Loop, or defunctioning, ileostomies are often created to minimise the impact of peritoneal sepsis from an anastomotic dehiscence following coloanal or low-colorectal anastomosis [5, 7]. However, it probably does not reduce the incidence of anastomotic leak [5, 810]. The patients in this series appear to have had a substantial delay in time from formation to closure compared to the literature [5, 7]. Loop ileostomy closure is often considered low priority by clinicians [5, 7], and it is likely that more consideration was given to treating the liver metastases, with neoadjuvant chemotherapy followed by liver resection.

Patients suitable for hepatectomy often request a closure of their loop ileostomy at the time of liver resection. However, to the authors’ knowledge, there is no documented evidence demonstrating the safety of this combined procedure compared with hepatectomy alone.

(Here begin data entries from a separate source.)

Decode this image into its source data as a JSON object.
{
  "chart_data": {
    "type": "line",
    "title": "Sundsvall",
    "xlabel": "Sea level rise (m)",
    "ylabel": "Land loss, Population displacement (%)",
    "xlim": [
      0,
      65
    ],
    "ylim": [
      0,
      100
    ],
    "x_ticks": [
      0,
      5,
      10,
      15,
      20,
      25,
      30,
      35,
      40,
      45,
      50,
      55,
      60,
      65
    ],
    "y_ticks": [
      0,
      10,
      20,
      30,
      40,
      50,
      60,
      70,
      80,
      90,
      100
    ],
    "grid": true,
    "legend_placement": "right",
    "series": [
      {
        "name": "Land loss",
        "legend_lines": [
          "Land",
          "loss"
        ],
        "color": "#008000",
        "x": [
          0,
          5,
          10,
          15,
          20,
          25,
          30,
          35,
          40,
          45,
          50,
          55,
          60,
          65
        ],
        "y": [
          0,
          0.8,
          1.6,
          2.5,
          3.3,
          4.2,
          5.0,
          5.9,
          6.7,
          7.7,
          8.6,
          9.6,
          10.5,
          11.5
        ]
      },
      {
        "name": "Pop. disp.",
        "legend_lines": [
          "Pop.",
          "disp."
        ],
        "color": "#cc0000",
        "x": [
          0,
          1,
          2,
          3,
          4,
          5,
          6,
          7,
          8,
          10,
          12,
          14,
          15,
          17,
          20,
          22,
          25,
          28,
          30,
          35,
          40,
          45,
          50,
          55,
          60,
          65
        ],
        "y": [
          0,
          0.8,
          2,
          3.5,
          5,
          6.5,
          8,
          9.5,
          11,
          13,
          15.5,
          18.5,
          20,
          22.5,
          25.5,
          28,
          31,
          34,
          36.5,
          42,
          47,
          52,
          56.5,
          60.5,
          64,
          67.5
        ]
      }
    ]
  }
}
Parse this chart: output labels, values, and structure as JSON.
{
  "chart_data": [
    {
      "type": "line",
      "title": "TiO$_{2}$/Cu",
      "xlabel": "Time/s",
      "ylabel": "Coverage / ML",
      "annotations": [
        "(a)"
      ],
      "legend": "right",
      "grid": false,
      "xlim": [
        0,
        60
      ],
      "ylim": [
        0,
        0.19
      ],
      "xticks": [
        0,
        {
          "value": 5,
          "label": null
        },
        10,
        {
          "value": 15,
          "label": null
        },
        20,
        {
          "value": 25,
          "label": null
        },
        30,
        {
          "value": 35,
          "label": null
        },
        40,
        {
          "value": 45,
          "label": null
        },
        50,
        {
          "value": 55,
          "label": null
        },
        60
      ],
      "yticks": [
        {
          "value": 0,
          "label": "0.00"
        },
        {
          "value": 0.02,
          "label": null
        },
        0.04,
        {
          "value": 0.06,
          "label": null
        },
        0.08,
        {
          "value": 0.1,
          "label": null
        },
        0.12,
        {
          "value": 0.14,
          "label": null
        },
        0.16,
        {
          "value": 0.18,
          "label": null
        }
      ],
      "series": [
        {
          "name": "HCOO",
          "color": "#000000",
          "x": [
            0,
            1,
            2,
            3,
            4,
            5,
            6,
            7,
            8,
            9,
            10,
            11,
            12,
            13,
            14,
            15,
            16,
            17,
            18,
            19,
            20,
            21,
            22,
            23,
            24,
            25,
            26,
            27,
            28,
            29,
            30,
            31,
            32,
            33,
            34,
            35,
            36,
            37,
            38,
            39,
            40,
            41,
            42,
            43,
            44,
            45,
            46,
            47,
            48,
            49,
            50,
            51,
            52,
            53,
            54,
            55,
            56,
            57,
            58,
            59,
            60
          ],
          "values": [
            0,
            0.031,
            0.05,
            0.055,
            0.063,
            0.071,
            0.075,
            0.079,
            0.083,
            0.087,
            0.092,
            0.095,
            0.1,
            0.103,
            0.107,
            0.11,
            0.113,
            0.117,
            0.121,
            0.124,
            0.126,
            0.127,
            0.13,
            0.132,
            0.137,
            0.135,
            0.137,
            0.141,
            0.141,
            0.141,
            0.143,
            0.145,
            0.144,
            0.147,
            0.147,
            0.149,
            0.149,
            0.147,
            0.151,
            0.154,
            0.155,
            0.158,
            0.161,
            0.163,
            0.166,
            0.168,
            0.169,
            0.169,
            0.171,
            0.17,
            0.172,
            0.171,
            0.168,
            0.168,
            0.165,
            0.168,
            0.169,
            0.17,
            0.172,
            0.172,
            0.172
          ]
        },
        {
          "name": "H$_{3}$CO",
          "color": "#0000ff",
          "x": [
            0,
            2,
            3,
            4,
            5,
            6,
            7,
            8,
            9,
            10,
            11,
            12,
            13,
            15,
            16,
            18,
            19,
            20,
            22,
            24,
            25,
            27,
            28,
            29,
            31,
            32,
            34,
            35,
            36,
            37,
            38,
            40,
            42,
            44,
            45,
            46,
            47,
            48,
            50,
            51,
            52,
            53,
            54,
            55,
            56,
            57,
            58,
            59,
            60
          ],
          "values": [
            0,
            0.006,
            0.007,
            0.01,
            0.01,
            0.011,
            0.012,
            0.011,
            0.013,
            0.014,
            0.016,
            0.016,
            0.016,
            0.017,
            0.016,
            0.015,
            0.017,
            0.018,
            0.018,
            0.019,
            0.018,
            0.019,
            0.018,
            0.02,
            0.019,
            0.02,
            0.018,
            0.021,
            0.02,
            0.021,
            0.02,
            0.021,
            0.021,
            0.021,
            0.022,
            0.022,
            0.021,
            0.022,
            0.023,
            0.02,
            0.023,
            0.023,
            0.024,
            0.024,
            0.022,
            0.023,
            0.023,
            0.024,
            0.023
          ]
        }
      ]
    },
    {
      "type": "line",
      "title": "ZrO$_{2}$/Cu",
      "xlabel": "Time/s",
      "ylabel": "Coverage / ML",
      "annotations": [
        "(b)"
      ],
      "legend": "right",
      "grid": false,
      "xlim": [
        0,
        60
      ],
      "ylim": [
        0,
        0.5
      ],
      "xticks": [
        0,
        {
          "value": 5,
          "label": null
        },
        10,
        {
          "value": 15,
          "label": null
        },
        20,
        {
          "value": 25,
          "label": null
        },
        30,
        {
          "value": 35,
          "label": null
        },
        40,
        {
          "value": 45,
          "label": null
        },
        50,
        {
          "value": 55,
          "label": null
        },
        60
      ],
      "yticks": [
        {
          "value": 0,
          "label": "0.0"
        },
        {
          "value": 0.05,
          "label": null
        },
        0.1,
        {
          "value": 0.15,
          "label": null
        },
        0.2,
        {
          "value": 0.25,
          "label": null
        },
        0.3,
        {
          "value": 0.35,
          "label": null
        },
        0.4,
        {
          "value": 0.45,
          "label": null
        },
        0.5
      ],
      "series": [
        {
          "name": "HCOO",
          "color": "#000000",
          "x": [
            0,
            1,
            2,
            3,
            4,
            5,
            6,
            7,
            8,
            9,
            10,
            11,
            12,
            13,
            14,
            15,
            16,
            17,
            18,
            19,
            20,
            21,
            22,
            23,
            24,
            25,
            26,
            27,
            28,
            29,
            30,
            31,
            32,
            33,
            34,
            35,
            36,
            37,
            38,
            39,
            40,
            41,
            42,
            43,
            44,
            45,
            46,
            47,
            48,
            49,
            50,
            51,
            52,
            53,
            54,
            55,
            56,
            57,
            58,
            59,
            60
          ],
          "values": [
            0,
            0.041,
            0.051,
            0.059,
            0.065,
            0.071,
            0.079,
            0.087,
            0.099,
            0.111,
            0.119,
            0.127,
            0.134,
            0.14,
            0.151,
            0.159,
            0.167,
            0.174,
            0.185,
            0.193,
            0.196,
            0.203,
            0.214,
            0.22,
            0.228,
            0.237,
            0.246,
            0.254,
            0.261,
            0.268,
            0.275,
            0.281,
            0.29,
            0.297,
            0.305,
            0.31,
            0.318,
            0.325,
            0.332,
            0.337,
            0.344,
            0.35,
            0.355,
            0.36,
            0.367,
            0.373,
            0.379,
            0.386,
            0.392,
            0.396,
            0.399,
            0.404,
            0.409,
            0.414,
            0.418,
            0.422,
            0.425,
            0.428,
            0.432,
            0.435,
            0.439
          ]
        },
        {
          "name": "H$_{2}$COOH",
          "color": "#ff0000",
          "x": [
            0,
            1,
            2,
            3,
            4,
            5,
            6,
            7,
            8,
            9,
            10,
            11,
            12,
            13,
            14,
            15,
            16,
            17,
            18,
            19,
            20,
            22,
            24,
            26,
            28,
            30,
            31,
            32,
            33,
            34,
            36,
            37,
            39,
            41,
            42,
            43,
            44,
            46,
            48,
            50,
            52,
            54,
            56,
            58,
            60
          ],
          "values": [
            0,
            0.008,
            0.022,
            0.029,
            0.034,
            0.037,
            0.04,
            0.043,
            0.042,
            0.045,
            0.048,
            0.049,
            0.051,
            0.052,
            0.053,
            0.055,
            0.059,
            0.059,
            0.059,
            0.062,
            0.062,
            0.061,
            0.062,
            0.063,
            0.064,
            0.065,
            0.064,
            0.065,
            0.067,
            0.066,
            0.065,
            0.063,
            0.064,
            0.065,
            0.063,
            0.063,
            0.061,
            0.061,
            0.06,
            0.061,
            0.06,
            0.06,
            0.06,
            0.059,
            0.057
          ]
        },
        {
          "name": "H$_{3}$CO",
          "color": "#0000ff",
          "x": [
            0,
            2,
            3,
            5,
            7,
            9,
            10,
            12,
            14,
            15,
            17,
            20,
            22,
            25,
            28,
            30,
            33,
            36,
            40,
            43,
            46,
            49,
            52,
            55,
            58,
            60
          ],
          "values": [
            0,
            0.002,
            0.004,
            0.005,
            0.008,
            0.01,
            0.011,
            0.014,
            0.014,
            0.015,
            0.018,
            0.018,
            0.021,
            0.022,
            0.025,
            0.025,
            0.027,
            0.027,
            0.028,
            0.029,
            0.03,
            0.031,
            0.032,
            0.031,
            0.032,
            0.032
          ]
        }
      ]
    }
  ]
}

Anecdotally, it was felt in our institution that loop ileostomy closure combined with liver resection increased morbidity. The analysis of the data shows that there was a substantial increase in complications with the combined procedure, although it did not reach significance, possibly due to the low numbers involved. Although there were no postoperative deaths in the group who had the combined procedure, there is an evidence that increased frequency of complications during the perioperative period can be associated with a significantly higher mortality regarding hepatectomy [11]. The analysis of the case-matched series, however, did show a significant increase in complications in the concomitant group, although there was no difference in serious complications [6]. Further evidence of the impact of combining these two procedures was demonstrated by the significant increase in hospital stay both in the overall analysis and the case-matched analysis.

The literature reports perioperative morbidity regarding liver resection for CRLM at 13–37% [1, 12, 13]. However, complication rates associated with hepatectomy have steadily improved over the years partly due to accurate patient assessment and selection and improved critical care. The mortality in the hepatectomy alone group was 2.2%. In the literature, operative mortality for liver resection has reduced over the years to less than 5% in experienced centres due to improved patient assessment and selection [14, 15]. Three of the six patients in our series died due to hepatic insufficiency. This may be related to intraoperative Pringle manoeuvres, or the use of neoadjuvant chemotherapy, which can be associated with nonalcoholic steatohepatitis (NASH) [16].

Recently, articles have reported that loop stoma closure as a procedure in its own right can be associated with a substantial morbidity, and is not necessarily the “easy, low-risk” procedure it may once have been considered [17, 18]. This may explain the substantial increase in morbidity in patients undergoing closure of loop ileostomy combined with hepatectomy found in this study. The increased complication rate may also explain the significantly higher hospital stay seen in the group who had the combined procedure.

Although there were differences in outcomes between the two groups, the study is limited not only due to the numbers but also due to the potential difference in disease biology between them. However, a recent study comparing hepatectomy and synchronous colonic resection versus colonic resection alone concluded that combining the procedure significantly increases the hospital stay and morbidity rate, reporting a median hospital stay of 13.9 days and complication rate of 56.3% [19].

Patients occasionally request that their loop stoma be closed at the time of hepatectomy. In such cases, the risks demonstrated in this article can be presented to patients before making an informed decision.

In conclusion, combined liver resection and concomitant closure of loop ileostomy may be associated with increased perioperative morbidity and prolonged hospital stay.